Saga nggak menanyakan apa-apa atau pun memprotes disebabkan titah dadakan gue dan sekadar menyahut, "I'll be there soon, okay. Just wait."
Panggilan langsung gue matikan. Memasukkan lagi HP ke kantong celana, setelah itu duduk meringkuk. Menurunkan masker sampe ke bawah dagu agar bisa menghirup napas banyak-banyak. Gue lalu memeluk badan sendiri di tepian jalanan ini macam bocah hilang dan kesasar.

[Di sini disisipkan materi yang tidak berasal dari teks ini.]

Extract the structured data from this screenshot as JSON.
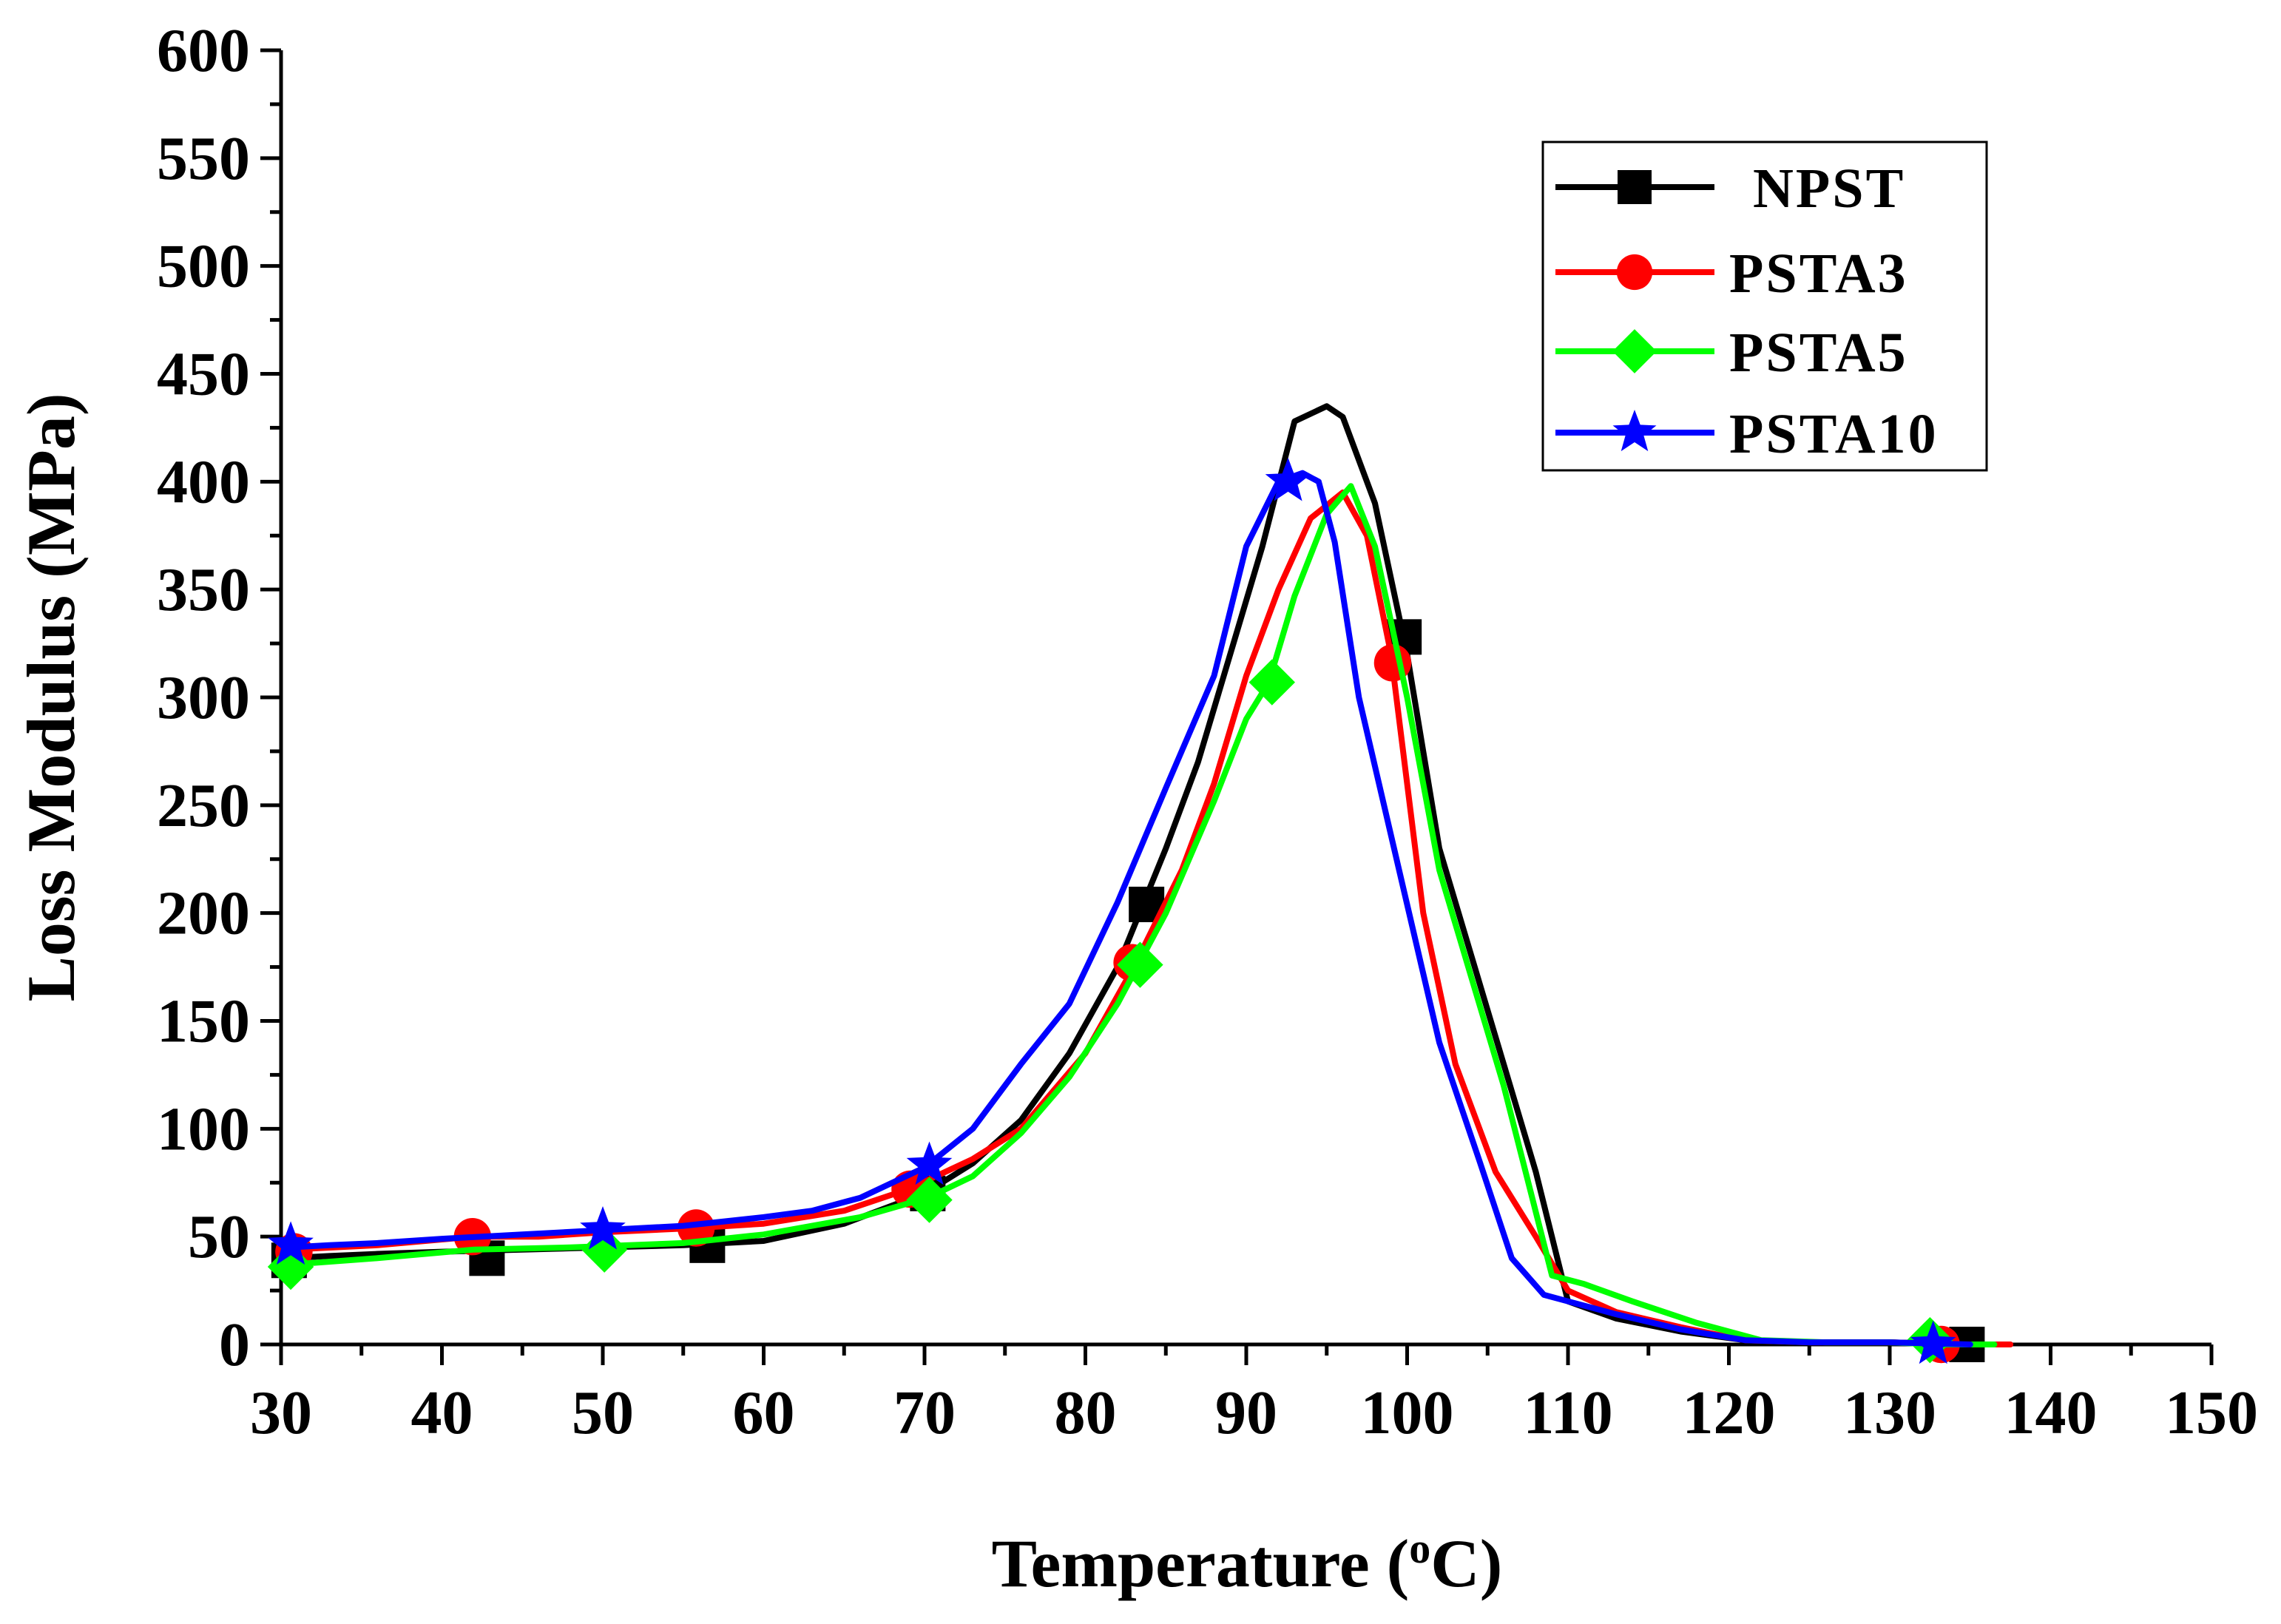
{
  "chart_data": {
    "type": "line",
    "title": "",
    "xlabel": "Temperature (°C)",
    "xlabel_parts": {
      "main": "Temperature (",
      "sup": "o",
      "unit": "C)"
    },
    "ylabel": "Loss Modulus (MPa)",
    "xlim": [
      30,
      150
    ],
    "ylim": [
      0,
      600
    ],
    "x_ticks": [
      30,
      40,
      50,
      60,
      70,
      80,
      90,
      100,
      110,
      120,
      130,
      140,
      150
    ],
    "y_ticks": [
      0,
      50,
      100,
      150,
      200,
      250,
      300,
      350,
      400,
      450,
      500,
      550,
      600
    ],
    "grid": false,
    "legend_position": "top-right",
    "series": [
      {
        "name": "NPST",
        "color": "#000000",
        "marker": "square",
        "x": [
          30.5,
          33,
          36,
          40,
          45,
          50,
          55,
          60,
          65,
          70,
          73,
          76,
          79,
          82,
          85,
          87,
          89,
          91,
          93,
          95,
          96,
          98,
          100,
          102,
          104,
          106,
          108,
          110,
          113,
          117,
          121,
          125,
          130,
          135
        ],
        "y": [
          40,
          41,
          42,
          43,
          44,
          45,
          46,
          48,
          56,
          70,
          84,
          104,
          135,
          175,
          230,
          270,
          320,
          370,
          428,
          435,
          430,
          390,
          320,
          230,
          180,
          130,
          80,
          20,
          12,
          6,
          2,
          1,
          1,
          0
        ],
        "markers_x": [
          30.5,
          42.8,
          56.5,
          70.2,
          83.8,
          99.8,
          134.8
        ],
        "markers_y": [
          39,
          40,
          46,
          70,
          204,
          328,
          0
        ]
      },
      {
        "name": "PSTA3",
        "color": "#ff0000",
        "marker": "circle",
        "x": [
          30.5,
          36,
          42,
          46,
          50,
          55.8,
          60,
          65,
          69,
          73,
          76,
          80,
          83,
          86,
          88,
          90,
          92,
          94,
          96,
          97.5,
          99,
          101,
          103,
          105.5,
          108,
          110,
          113,
          117,
          121,
          125,
          130,
          134,
          137.5
        ],
        "y": [
          44,
          46,
          50,
          50,
          52,
          54,
          56,
          62,
          72,
          86,
          100,
          135,
          175,
          220,
          260,
          310,
          350,
          383,
          395,
          375,
          320,
          200,
          130,
          80,
          50,
          25,
          15,
          8,
          2,
          1,
          1,
          0,
          0
        ],
        "markers_x": [
          30.8,
          41.9,
          55.8,
          69.1,
          82.9,
          99.1,
          133.2
        ],
        "markers_y": [
          43,
          50,
          54,
          72,
          177,
          316,
          0
        ]
      },
      {
        "name": "PSTA5",
        "color": "#00ff00",
        "marker": "diamond",
        "x": [
          30.5,
          36,
          42,
          48,
          55,
          60,
          66,
          70.2,
          73,
          76,
          79,
          82,
          85,
          88,
          90,
          91.4,
          93,
          95,
          96.5,
          98,
          100,
          102,
          104,
          106,
          109,
          111,
          114,
          118,
          122,
          126,
          130,
          133,
          136.5
        ],
        "y": [
          37,
          40,
          44,
          45,
          47,
          51,
          59,
          68,
          78,
          98,
          124,
          158,
          200,
          252,
          290,
          307,
          347,
          385,
          398,
          370,
          300,
          220,
          170,
          120,
          32,
          28,
          20,
          10,
          2,
          1,
          1,
          0,
          0
        ],
        "markers_x": [
          30.6,
          50.1,
          70.3,
          83.4,
          91.6,
          132.5
        ],
        "markers_y": [
          36,
          44,
          67,
          176,
          307,
          2
        ]
      },
      {
        "name": "PSTA10",
        "color": "#0000ff",
        "marker": "star",
        "x": [
          30.5,
          33,
          36,
          40,
          45,
          50,
          55,
          60,
          63,
          66,
          70,
          73,
          76,
          79,
          82,
          85,
          88,
          90,
          92,
          93.5,
          94.5,
          95.5,
          97,
          99.5,
          102,
          104.5,
          106.5,
          108.5,
          110,
          113,
          117,
          121,
          125,
          130,
          135
        ],
        "y": [
          45,
          46,
          47,
          49,
          51,
          53,
          55,
          59,
          62,
          68,
          82,
          100,
          130,
          158,
          205,
          258,
          310,
          370,
          400,
          404,
          400,
          372,
          300,
          220,
          140,
          85,
          40,
          23,
          20,
          14,
          7,
          2,
          1,
          1,
          0
        ],
        "markers_x": [
          30.6,
          50,
          70.3,
          92.6,
          132.7
        ],
        "markers_y": [
          46,
          53,
          83,
          400,
          0
        ]
      }
    ]
  }
}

Nggak tau gue udah nunggu berapa lama, tetapi kedatangan sebuah mobil putih yang aroma pengharumnya sangat gue hapal bikin gue akhirnya berdiri. Disambut senyuman hangat si Bangsat yang udah membukakan pintu mobil untuk gue.
"Hey. Ayo, masuk."
Gue masuk. Meletakkan tas ransel ke kursi belakang, sesudahnya duduk terdiam. Sebelum perlahan-lahan terisak-isak dan bikin si Bangsat refleks membawa gue ke dekapannya.
"Sssst. It's okay. I'm here."
Tubuhnya gue peluk erat seraya mengangguk-angguk. Sebab alasan gue menangis kayak gini adalah didorong rasa lega.
Lega karena si Bangsat ada di sini, bersama gue. Membuat gue merasa aman dengan kehadirannya yang berada di dekat gue. Dan untungnya, bakalan selalu ada di sekitar gue seenggaknya dalam waktu beberapa bulan dan satu tahun ke depan. Jadi, sekalipun kehadiran orang-orang yang bikin gue gak nyaman dan kesal tetap bermunculan, asalkan ada cowok ini di sisi gue, itu lebih dari cukup mendatangkan ketenangan.
Tuhan, cowok bangsat ciptaan lo ini betul-betul gue sayang. Dan gue bersyukur atas penundaan kuliahnya yang dia ambil serta putuskan.